I will gather responses from the focus groups once they have seen the finished product as to whether they feel it follows the narrative they suggested and responses from an audience who have had no involvement in the “authoring” process to see whether they find it successful as a narrative film.

What is the audience for your artefact and how will this be evident? 

My audience will be students at A2 or Undergraduate level studying Film, Media or Literature who are interested in questions around the role and significance of the author in modern storytelling. The film will hopefully be an interesting starting point to discuss authorship, collaboration, negative capability and authenticity.

What, ultimately, do you want your artefact to ‘say’ or achieve?

That an author can consciously give control to the readers or viewers and act only as a vessel through which other people’s lives, experiences and ideas pass and take shape as an narrative. Also that there isn’t always a fixed meaning intended by the author that needs to be deciphered but that texts are to be decoded by the reader/viewer in any way they choose. Or not.
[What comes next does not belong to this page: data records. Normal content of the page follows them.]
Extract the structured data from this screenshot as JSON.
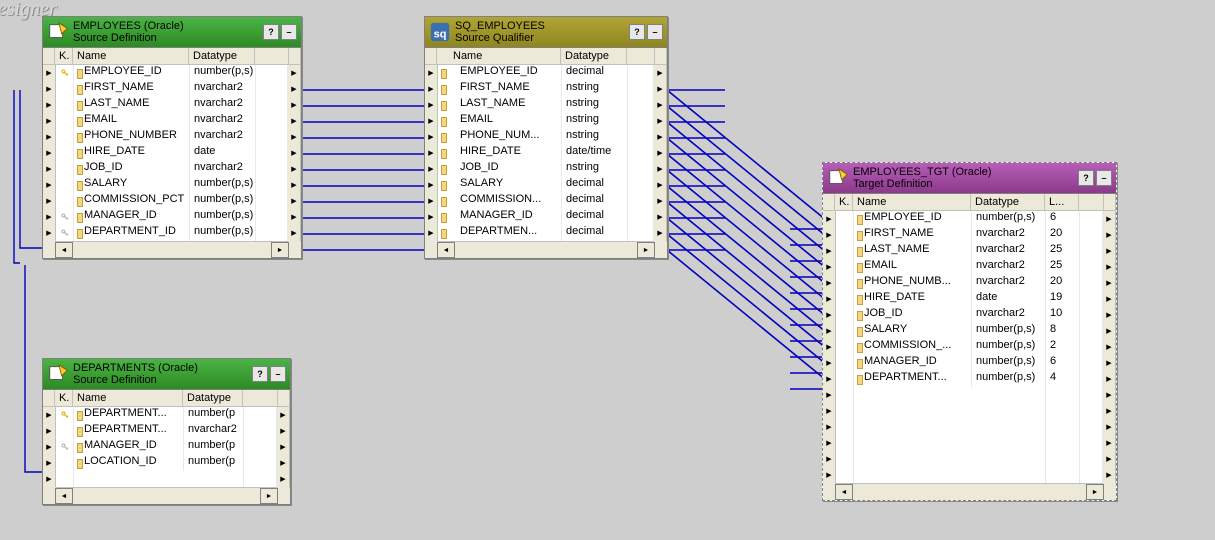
{
  "designer_label": "esigner",
  "panels": {
    "emp_src": {
      "title": "EMPLOYEES (Oracle)",
      "subtitle": "Source Definition",
      "headers": {
        "k": "K.",
        "name": "Name",
        "dtype": "Datatype"
      },
      "rows": [
        {
          "key": "pk",
          "name": "EMPLOYEE_ID",
          "dtype": "number(p,s)"
        },
        {
          "key": "",
          "name": "FIRST_NAME",
          "dtype": "nvarchar2"
        },
        {
          "key": "",
          "name": "LAST_NAME",
          "dtype": "nvarchar2"
        },
        {
          "key": "",
          "name": "EMAIL",
          "dtype": "nvarchar2"
        },
        {
          "key": "",
          "name": "PHONE_NUMBER",
          "dtype": "nvarchar2"
        },
        {
          "key": "",
          "name": "HIRE_DATE",
          "dtype": "date"
        },
        {
          "key": "",
          "name": "JOB_ID",
          "dtype": "nvarchar2"
        },
        {
          "key": "",
          "name": "SALARY",
          "dtype": "number(p,s)"
        },
        {
          "key": "",
          "name": "COMMISSION_PCT",
          "dtype": "number(p,s)"
        },
        {
          "key": "fk",
          "name": "MANAGER_ID",
          "dtype": "number(p,s)"
        },
        {
          "key": "fk",
          "name": "DEPARTMENT_ID",
          "dtype": "number(p,s)"
        }
      ]
    },
    "dept_src": {
      "title": "DEPARTMENTS (Oracle)",
      "subtitle": "Source Definition",
      "headers": {
        "k": "K.",
        "name": "Name",
        "dtype": "Datatype"
      },
      "rows": [
        {
          "key": "pk",
          "name": "DEPARTMENT...",
          "dtype": "number(p"
        },
        {
          "key": "",
          "name": "DEPARTMENT...",
          "dtype": "nvarchar2"
        },
        {
          "key": "fk",
          "name": "MANAGER_ID",
          "dtype": "number(p"
        },
        {
          "key": "",
          "name": "LOCATION_ID",
          "dtype": "number(p"
        }
      ]
    },
    "sq": {
      "title": "SQ_EMPLOYEES",
      "subtitle": "Source Qualifier",
      "headers": {
        "name": "Name",
        "dtype": "Datatype"
      },
      "rows": [
        {
          "name": "EMPLOYEE_ID",
          "dtype": "decimal"
        },
        {
          "name": "FIRST_NAME",
          "dtype": "nstring"
        },
        {
          "name": "LAST_NAME",
          "dtype": "nstring"
        },
        {
          "name": "EMAIL",
          "dtype": "nstring"
        },
        {
          "name": "PHONE_NUM...",
          "dtype": "nstring"
        },
        {
          "name": "HIRE_DATE",
          "dtype": "date/time"
        },
        {
          "name": "JOB_ID",
          "dtype": "nstring"
        },
        {
          "name": "SALARY",
          "dtype": "decimal"
        },
        {
          "name": "COMMISSION...",
          "dtype": "decimal"
        },
        {
          "name": "MANAGER_ID",
          "dtype": "decimal"
        },
        {
          "name": "DEPARTMEN...",
          "dtype": "decimal"
        }
      ]
    },
    "tgt": {
      "title": "EMPLOYEES_TGT (Oracle)",
      "subtitle": "Target Definition",
      "headers": {
        "k": "K.",
        "name": "Name",
        "dtype": "Datatype",
        "len": "L..."
      },
      "rows": [
        {
          "key": "",
          "name": "EMPLOYEE_ID",
          "dtype": "number(p,s)",
          "len": "6"
        },
        {
          "key": "",
          "name": "FIRST_NAME",
          "dtype": "nvarchar2",
          "len": "20"
        },
        {
          "key": "",
          "name": "LAST_NAME",
          "dtype": "nvarchar2",
          "len": "25"
        },
        {
          "key": "",
          "name": "EMAIL",
          "dtype": "nvarchar2",
          "len": "25"
        },
        {
          "key": "",
          "name": "PHONE_NUMB...",
          "dtype": "nvarchar2",
          "len": "20"
        },
        {
          "key": "",
          "name": "HIRE_DATE",
          "dtype": "date",
          "len": "19"
        },
        {
          "key": "",
          "name": "JOB_ID",
          "dtype": "nvarchar2",
          "len": "10"
        },
        {
          "key": "",
          "name": "SALARY",
          "dtype": "number(p,s)",
          "len": "8"
        },
        {
          "key": "",
          "name": "COMMISSION_...",
          "dtype": "number(p,s)",
          "len": "2"
        },
        {
          "key": "",
          "name": "MANAGER_ID",
          "dtype": "number(p,s)",
          "len": "6"
        },
        {
          "key": "",
          "name": "DEPARTMENT...",
          "dtype": "number(p,s)",
          "len": "4"
        }
      ]
    }
  }
}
What will your final submission consist of? (Describe what you anticipate handing in)
  • The film (the finished version with the focus groups ideas included.
  • Audience responses and a evaluative reflection (by me) on how far the film has successfully achieved what I wanted it to achieve (this will be submitted as a podcast or video)
  • A written document that outlines the theories that inspired the project and the arguments and debates around authorship. This aim of this document will be to raise a series of questions that I will seek to answer in the video and evaluation.